Doesn’t that mean that Sketchbook Guy was looking at me, too? The more times I replay it, the more I get the fluttering feeling inside my chest.
The next day brings beautiful blue skies, and even though I know I’m being ridiculous, I’m a little disappointed. I wanted to go back to the bakery in the hope of running into Sketchbook Guy again, but now I assume there’s zero chance I’ll see him there—not when everyone in Paris is outside enjoying the sunshine.
The only reason I ultimately decide to go back is that I heard him address the girl behind the counter by name, and she wasn’t wearing a name tag on her apron. I checked on my way out. If he’s that close with the staff, it means he has to be something of a regular, right?
But when I arrive at the bakery in the early afternoon, he’s not there.
Obviously.
The only people at the big square table are a harried-looking couple with two squirming toddlers, both of whom have chocolate smeared across their cheeks. One of them lets out an ungodly shriek. My stomach sinks. I’m embarrassed for thinking I could find him again so easily. I kind of want to leave, except the woman at the counter has already asked for my order, and I don’t want to offend this already-stressed-out family, so I ask for a café américain and gloomily dump my backpack onto the table.
After half an hour, I’m ready t
o pack it in and find someplace else. I’m trying to focus on the rationing system the Germans forced upon the French people, but I keep getting distracted by the sounds of kids’ toys clattering to the floor. Yes, it’s definitely time to go. I’m finishing the last sips of my delicious American coffee—the only good part of this whole experience—when the bell tinkles over the door.
I almost drop the mug.
It’s Sketchbook Guy.
Right as he enters, Toddler Number One shrieks again. Toddler Number Two bangs her Tupperware container on the table, and Cheerios explode out of it like a geyser. Sketchbook Guy fidgets with the strap of his messenger bag and backs toward the exit.
“Wait!” I cry out. Oh god, that was louder than I meant it to be—and it wasn’t even in French. But I must have gotten his attention, because he stops moving and takes his hand off the door.

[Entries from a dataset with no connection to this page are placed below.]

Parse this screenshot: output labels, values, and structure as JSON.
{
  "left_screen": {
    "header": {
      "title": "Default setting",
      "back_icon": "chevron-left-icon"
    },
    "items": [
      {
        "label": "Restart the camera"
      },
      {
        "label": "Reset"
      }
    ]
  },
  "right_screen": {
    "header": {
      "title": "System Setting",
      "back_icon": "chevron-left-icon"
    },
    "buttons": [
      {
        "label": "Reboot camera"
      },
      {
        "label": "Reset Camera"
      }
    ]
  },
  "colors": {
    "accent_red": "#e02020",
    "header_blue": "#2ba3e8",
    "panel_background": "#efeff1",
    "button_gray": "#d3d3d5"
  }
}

“Un moment,” I say, sweeping my bag to the side so fast, it nearly falls onto the floor. I wouldn’t normally make such a public show like this, but I guess I’m just going to go with it. I clear off a section of table that isn’t covered in Cheerios, enough room for him to open his sketchbook and create another one of his dreamlike drawings.
We lock eyes from behind our identical glasses, and a familiar smile appears on his face. Sketchbook Guy remembers me from yesterday. He walks over to my corner of the table—our corner now—and slings his bag over the back of a chair.
“Thank you,” he says.
“De rien,” I reply.
“You found the right coffee this time.”
“All thanks to you.”
He goes to the counter and comes back with a café américain of his own. I pretend to get back down to reading, but instead I peer over the top of my laptop to watch as he opens his pad to a fresh page and uncaps his pen. He picks a spot near the middle and starts drawing small spirals, then a cluster of perfect spheres, then a checkerboard pattern. It’s hypnotizing. Sometimes his hand pauses for a moment, and I can’t be sure, but I think he’s stealing glances at the notes I’d been taking by hand as I read.